I don’t have a version strategy yet. Only a app.kubernetes.io/version: "0.2.xyz" label just for my own.
For prod image I used a “:latest” tag for kubernetes pull policy.
In manifest i have IMAGE mark for replacement it in ci/cd pipeline with sed. I need it for stage images that marked with $CI_PIPELINE_ID variable when stage deployment will be replaced to own k8s cluster in future (now it’s placed in swarm).
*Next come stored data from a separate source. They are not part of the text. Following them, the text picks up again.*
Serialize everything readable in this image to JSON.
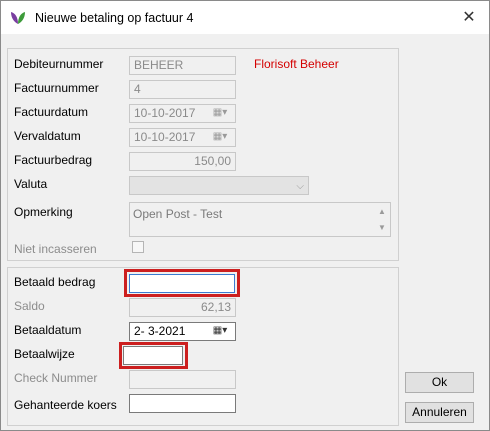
{
  "window": {
    "title": "Nieuwe betaling op factuur 4",
    "close_glyph": "✕",
    "logo_icon": "florisoft-logo-icon"
  },
  "invoice": {
    "debtor_label": "Debiteurnummer",
    "debtor_value": "BEHEER",
    "debtor_name": "Florisoft Beheer",
    "invoice_number_label": "Factuurnummer",
    "invoice_number_value": "4",
    "invoice_date_label": "Factuurdatum",
    "invoice_date_value": "10-10-2017",
    "due_date_label": "Vervaldatum",
    "due_date_value": "10-10-2017",
    "amount_label": "Factuurbedrag",
    "amount_value": "150,00",
    "currency_label": "Valuta",
    "currency_value": "",
    "remark_label": "Opmerking",
    "remark_value": "Open Post - Test",
    "no_collect_label": "Niet incasseren",
    "no_collect_checked": false
  },
  "payment": {
    "paid_amount_label": "Betaald bedrag",
    "paid_amount_value": "",
    "balance_label": "Saldo",
    "balance_value": "62,13",
    "pay_date_label": "Betaaldatum",
    "pay_date_value": "2- 3-2021",
    "pay_method_label": "Betaalwijze",
    "pay_method_value": "",
    "check_number_label": "Check Nummer",
    "check_number_value": "",
    "used_rate_label": "Gehanteerde koers",
    "used_rate_value": ""
  },
  "buttons": {
    "ok": "Ok",
    "cancel": "Annuleren"
  },
  "colors": {
    "highlight": "#cc1f1f",
    "debtor_name": "#d40000"
  }
}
All works good when no pods a created. Pipeline works fine, i have my pods and app is running properly.
How i can say to kubernetes to recreate pods when pulled image updates with “:latest” tag policy?

Thanks!

Thank you for sharing.

This way update will never work. You need to have image versioning to trigger deployment upgrade. Kubeapi never checks whether latest tag in container repo has been updated or not. From its perspective there is no need to create a new ReplicaSet as there are no changes in deployment manifest. Consider using build number for your image versioning. Something similar to:

IMAGE: $DOCKER_REGISTRY/$CI_PROJECT_NAME:${{ github.run_number }}

HTH

Hm.
It’s like my misunderstanding of the process.
In docs we have:

If the image tag is :latest, the imagePullPolicy will be automatically set to Always. 

I thought that new pulled image is the trigger for pods recreation.
Like in Docker Swarm with stack deploy it’s always recreates new replic when the image was updated.

I think I need version strategy:)

Thank you!

imagePullPolicy: Always instructs kubelet to always try to pull the latest image during pod creation. However in your case, pod creation is not happening as deployment manifest has no changes.